Fête de la Toussaint, homélie de frère Marie
Chers frères et soeurs
La communion de tous les saints nous resitue dans un vaste réseau. Alors que nous sommes inondés de ‘réseaux sociaux’, la communion des saints est sans aucun doute le plus vaste ‘réseau’ qui ne déconnecte pas. Les saints et les justes de tous les temps sont toujours à l’œuvre en Dieu et avec Dieu. A l’œuvre pour nous soutenir, nous inspirer, nous éveiller à la quête incessante de la justice, de l’amour et de la paix. L’amour du Christ a accompli son œuvre en eux, l’œuvre d’une vie, dans des contextes tout aussi troublants et troublés qui ne manquent jamais à notre monde ni à l’Eglise. Sur les pages du ‘livre de vie’ sont postés les noms d’une multitude innombrable de témoins ; les connus et les inconnus, mais tous reconnus. Le signe de reconnaissance que les saints nous envoient c’est que Dieu ne fait pas acception de personne. De toutes langues, peuples et nations nous dit le livre de l’Apocalypse. Chacune de leur vie a été l’œuvre de l’artisan divin, qui les a configurés au Christ, à travers leurs belles aspirations, leur désir de bonheur, à travers aussi leurs petits côtés, leurs doutes, voir leurs péchés et leurs nombreuses conversions de cœur et d’esprit. Cette multitude invisible et cependant bien présente nous lie au Ciel et à l’humanité. Ils forcent notre espérance. Ils nous font entendre ce chant nouveau que si le mal est un défi, il n’a pas le dernier mot. Ils nous font entendre que l’Amour de Dieu est là vainqueur ; comme il l’a été en Christ, il l’a été dans leur vie il le sera aussi dans la nôtre.

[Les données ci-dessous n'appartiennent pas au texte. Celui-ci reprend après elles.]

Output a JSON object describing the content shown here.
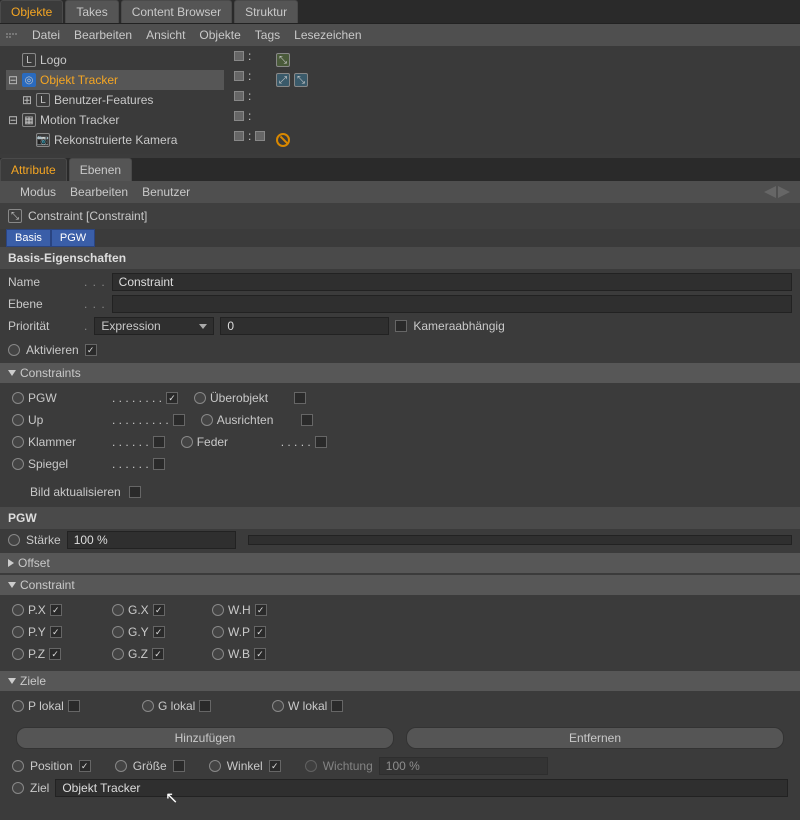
{
  "top_tabs": {
    "objekte": "Objekte",
    "takes": "Takes",
    "content_browser": "Content Browser",
    "struktur": "Struktur"
  },
  "menu": {
    "datei": "Datei",
    "bearbeiten": "Bearbeiten",
    "ansicht": "Ansicht",
    "objekte": "Objekte",
    "tags": "Tags",
    "lesezeichen": "Lesezeichen"
  },
  "tree": {
    "logo": "Logo",
    "objekt_tracker": "Objekt Tracker",
    "benutzer_features": "Benutzer-Features",
    "motion_tracker": "Motion Tracker",
    "rekonstruierte_kamera": "Rekonstruierte Kamera"
  },
  "attr_tabs": {
    "attribute": "Attribute",
    "ebenen": "Ebenen"
  },
  "attr_menu": {
    "modus": "Modus",
    "bearbeiten": "Bearbeiten",
    "benutzer": "Benutzer"
  },
  "attr_head": "Constraint [Constraint]",
  "subtabs": {
    "basis": "Basis",
    "pgw": "PGW"
  },
  "sections": {
    "basis_eigenschaften": "Basis-Eigenschaften",
    "pgw": "PGW",
    "offset": "Offset",
    "constraint": "Constraint",
    "constraints": "Constraints",
    "ziele": "Ziele"
  },
  "labels": {
    "name": "Name",
    "ebene": "Ebene",
    "prioritaet": "Priorität",
    "kameraabhaengig": "Kameraabhängig",
    "aktivieren": "Aktivieren",
    "pgw": "PGW",
    "ueberobjekt": "Überobjekt",
    "up": "Up",
    "ausrichten": "Ausrichten",
    "klammer": "Klammer",
    "feder": "Feder",
    "spiegel": "Spiegel",
    "bild_aktualisieren": "Bild aktualisieren",
    "staerke": "Stärke",
    "px": "P.X",
    "py": "P.Y",
    "pz": "P.Z",
    "gx": "G.X",
    "gy": "G.Y",
    "gz": "G.Z",
    "wh": "W.H",
    "wp": "W.P",
    "wb": "W.B",
    "p_lokal": "P lokal",
    "g_lokal": "G lokal",
    "w_lokal": "W lokal",
    "hinzufuegen": "Hinzufügen",
    "entfernen": "Entfernen",
    "position": "Position",
    "groesse": "Größe",
    "winkel": "Winkel",
    "wichtung": "Wichtung",
    "ziel": "Ziel"
  },
  "values": {
    "name": "Constraint",
    "ebene": "",
    "prioritaet_select": "Expression",
    "prioritaet_num": "0",
    "staerke": "100 %",
    "wichtung": "100 %",
    "ziel": "Objekt Tracker"
  },
  "checks": {
    "kameraabhaengig": false,
    "aktivieren": true,
    "pgw": true,
    "ueberobjekt": false,
    "up": false,
    "ausrichten": false,
    "klammer": false,
    "feder": false,
    "spiegel": false,
    "bild_aktualisieren": false,
    "px": true,
    "py": true,
    "pz": true,
    "gx": true,
    "gy": true,
    "gz": true,
    "wh": true,
    "wp": true,
    "wb": true,
    "p_lokal": false,
    "g_lokal": false,
    "w_lokal": false,
    "position": true,
    "groesse": false,
    "winkel": true
  }
}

Ils nous font entendre que nous ne devons pas avoir peur de la sainteté. La sainteté peut nous sembler trop éloignée. Quand nous lisons la vie de nombreux saints, écrites dans le style dit agiographique, on a l’impression qu’ils sont déjà saints dès le ventre de leur mère. Certes, en chacun de nous demeure un germe d’innocence, mais il a besoin d’être rejoint et sauvé. Le Pape François, dans son exhortation à la sainteté réajuste bien cette vision. Il rappelle que tout dans le parcours de la vie d’un saint n’est pas saint. Que tout dans le parcours de la vie d’un saint n’est pas parole évangélique. Même l’Ecriture nous dit que le juste pèche sept fois le jour. C’est dans la globalité d’une vie que l’on définit un saint, à travers un chemin de purification et de transformation opérées par la parole de l’Evangile et l’œuvre de l’Esprit Saint.
C’est en cela que résonnent les béatitudes prononcées par Jésus : Bienheureux ceux qui…

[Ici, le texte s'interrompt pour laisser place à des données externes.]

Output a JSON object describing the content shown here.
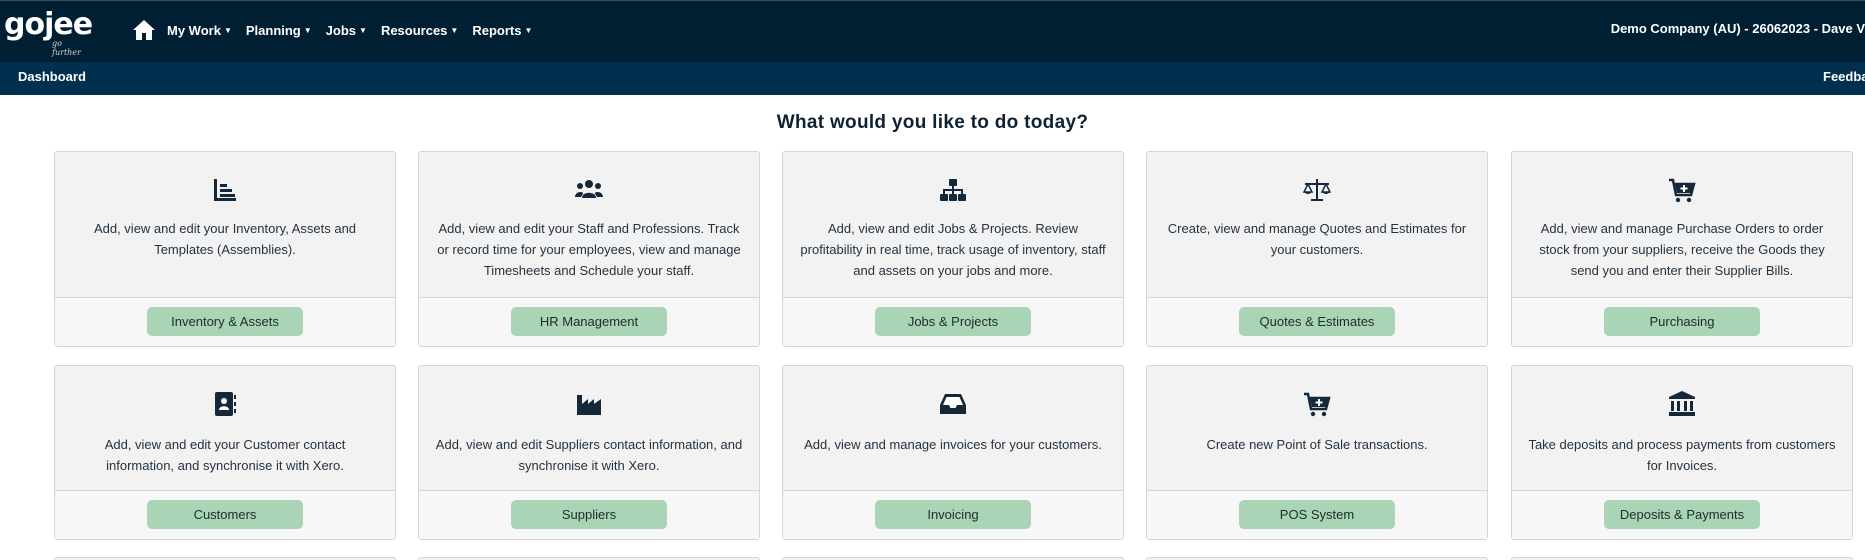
{
  "app": {
    "logo_main": "gojee",
    "logo_tagline": "go further",
    "company_user": "Demo Company (AU) - 26062023 - Dave V"
  },
  "nav": {
    "items": [
      {
        "label": "My Work"
      },
      {
        "label": "Planning"
      },
      {
        "label": "Jobs"
      },
      {
        "label": "Resources"
      },
      {
        "label": "Reports"
      }
    ]
  },
  "subnav": {
    "dashboard": "Dashboard",
    "feedback": "Feedba"
  },
  "page": {
    "heading": "What would you like to do today?"
  },
  "cards": [
    {
      "icon": "inventory-list-icon",
      "text": "Add, view and edit your Inventory, Assets and Templates (Assemblies).",
      "button": "Inventory & Assets"
    },
    {
      "icon": "users-group-icon",
      "text": "Add, view and edit your Staff and Professions. Track or record time for your employees, view and manage Timesheets and Schedule your staff.",
      "button": "HR Management"
    },
    {
      "icon": "sitemap-icon",
      "text": "Add, view and edit Jobs & Projects. Review profitability in real time, track usage of inventory, staff and assets on your jobs and more.",
      "button": "Jobs & Projects"
    },
    {
      "icon": "balance-scale-icon",
      "text": "Create, view and manage Quotes and Estimates for your customers.",
      "button": "Quotes & Estimates"
    },
    {
      "icon": "cart-plus-icon",
      "text": "Add, view and manage Purchase Orders to order stock from your suppliers, receive the Goods they send you and enter their Supplier Bills.",
      "button": "Purchasing"
    },
    {
      "icon": "address-book-icon",
      "text": "Add, view and edit your Customer contact information, and synchronise it with Xero.",
      "button": "Customers"
    },
    {
      "icon": "industry-icon",
      "text": "Add, view and edit Suppliers contact information, and synchronise it with Xero.",
      "button": "Suppliers"
    },
    {
      "icon": "inbox-icon",
      "text": "Add, view and manage invoices for your customers.",
      "button": "Invoicing"
    },
    {
      "icon": "cart-plus-icon",
      "text": "Create new Point of Sale transactions.",
      "button": "POS System"
    },
    {
      "icon": "bank-icon",
      "text": "Take deposits and process payments from customers for Invoices.",
      "button": "Deposits & Payments"
    }
  ],
  "colors": {
    "topbar": "#001f33",
    "subbar": "#00304d",
    "button": "#a9d4b6",
    "card": "#f2f2f2"
  }
}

Nous aspirons tous au bonheur, mais le bonheur ne réside pas dans une vie confortable.
Le bonheur tout comme la sainteté est un chemin, un chemin qui nous ouvre au goût profond de la vie, à la découverte de notre véritable humanité. Cette humanité d’enfants de Dieu à laquelle nous introduit la vie du Christ Jésus. Ce chemin est source de joie profonde car il est en communion avec l’amour de Dieu.

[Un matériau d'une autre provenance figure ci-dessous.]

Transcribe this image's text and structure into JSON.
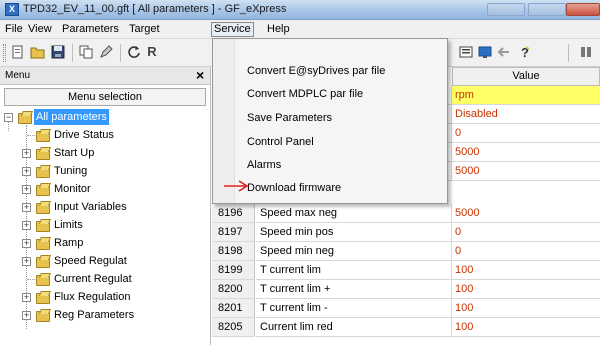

Les béatitudes prononcées par Jésus n’en restent pas moins une parole qui tranche, un feu allumé sur la terre, un sel qui vient donner de la saveur à une vie qui nous paraît souvent amère et insensée de par la violence qui l’entoure ou l’habite. Jésus nous enseigne combien l’engagement de notre vie spirituelle est là pour irriguer toute notre vie humaine y compris les nécessités matérielles, en ceci nous rejoignons la douceur et l’humilité du Christ qui a penché le Ciel sur la terre pour les réconcilier. Nous sommes fils et filles de la réconciliation, Dieu ne règne ni par la violence, ni par la force, mais par la puissance du don de soi, par la douceur de sa Parole vivifiante.
C’est par ce don même que les saints se sont efforcés à mettre en œuvre la paix, la juste relation à Dieu et aux autres, la miséricorde, ils se sont laissés travaillés par la douceur de Dieu dans le désir que notre terre en porte la trace. La fin de l’évangile selon St Matthieu en manifeste les œuvres : c’est à l’accueil de l’étranger, du migrant, au verre d’eau donné, au malade et au prisonnier visité, au pauvre revêtu ou au voisin invité…que nous goûterons à ce bonheur et à cette sainteté.
Les saints que nous célébrons sont arrivés, nous sommes en route, restons connectés.